Doing the right thing

By 
  • January 30, 2014

In a spat between the federal government and several provinces over health-care coverage for refugees, we have no hesitation in picking sides. We choose the side of compassion, the side that embraces what Pope Francis calls a “generous openness” to always comfort society’s most vulnerable members.

So we applaud the six provinces that, in defiance of federal policy, are dipping into their own treasuries to cover the health-care costs for any refugee in need of medical care. And we applaud the hospitals and other medical facilities that brought this matter to a head by never wavering from a moral obligation to care for all refugees, even when it meant paying the costs out of their own severely stressed budgets.
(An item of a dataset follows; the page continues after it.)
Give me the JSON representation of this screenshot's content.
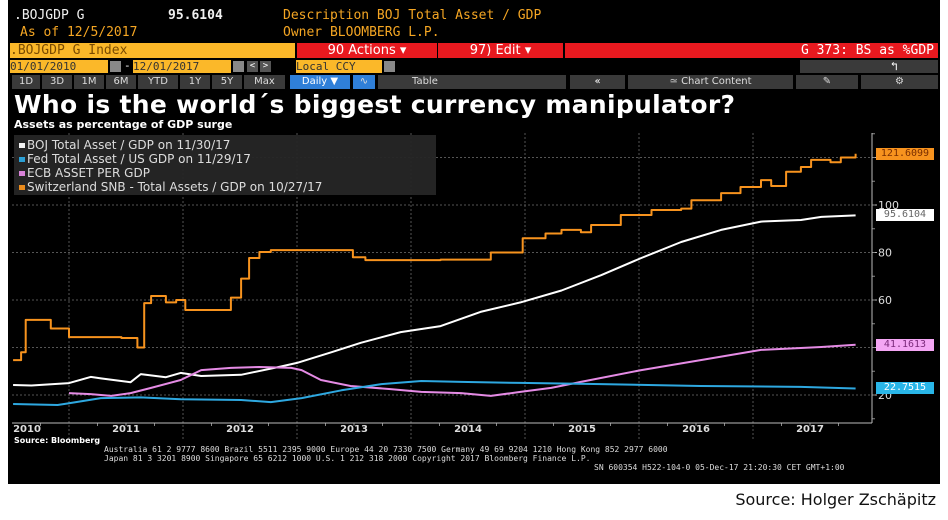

The issue arose in 2012 when the federal government initiated severe limits on health coverage for refugees. It designated 37 safe countries that, except in rare cases, Canada would not recognize as places of origin for refugees. For the past 19 months, citizens of those 37 countries who arrived legally in Canada and sought refugee status have been denied federal medical coverage while their application is under review. Refugee claimants from other countries still receive emergency care but are denied many other health-care services.

Previously, every refugee received the same basic medical care as a Canadian citizen on social assistance, with the federal government paying the tab. Now, under the harsher rules, that level of comprehensive care is withheld pending approval of a refugee claimant’s application, a process that can take several months.
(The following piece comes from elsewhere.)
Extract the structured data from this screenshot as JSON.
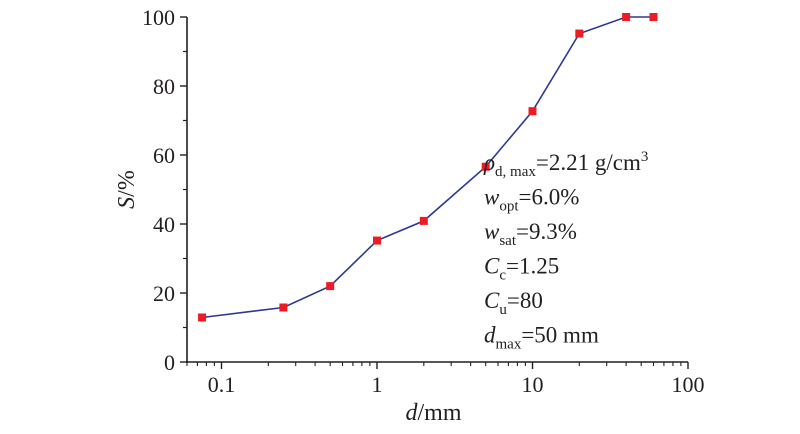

The new policy was intended to reduce false refugee claims and save millions of dollars. But it was basically ignored by several medical institutions. Last year The Register reported on a laudable decision by St. Joseph’s and St. Michael’s Hospitals in Toronto to absorb $174,000 in costs over several months to treat refugees stuck on the federal government’s no-care list. They took the position that, as Catholic institutions, their mission was precisely to reach out to the lost and forsaken.

Their compassion was subsequently endorsed by Ontario, Quebec, Nova Scotia, Saskatchewan, Manitoba and Alberta, which stepped up to take hospitals off the hook by covering the federal government’s tab. They should be commended, although Ottawa is not amused. Federal Immigration Minister Chris Alexander said the decision in Ontario was reckless and would make the province a “magnet for bogus claimants.”

True, the carrot of subsidized health care might attract some dubious refugee claims. But building a society that defends basic human values comes with costs. Sometimes the right action is not the most expedient or least expensive. As the Prime Minister recently said in Israel, sometimes a great nation should do something for no other reason than it is right.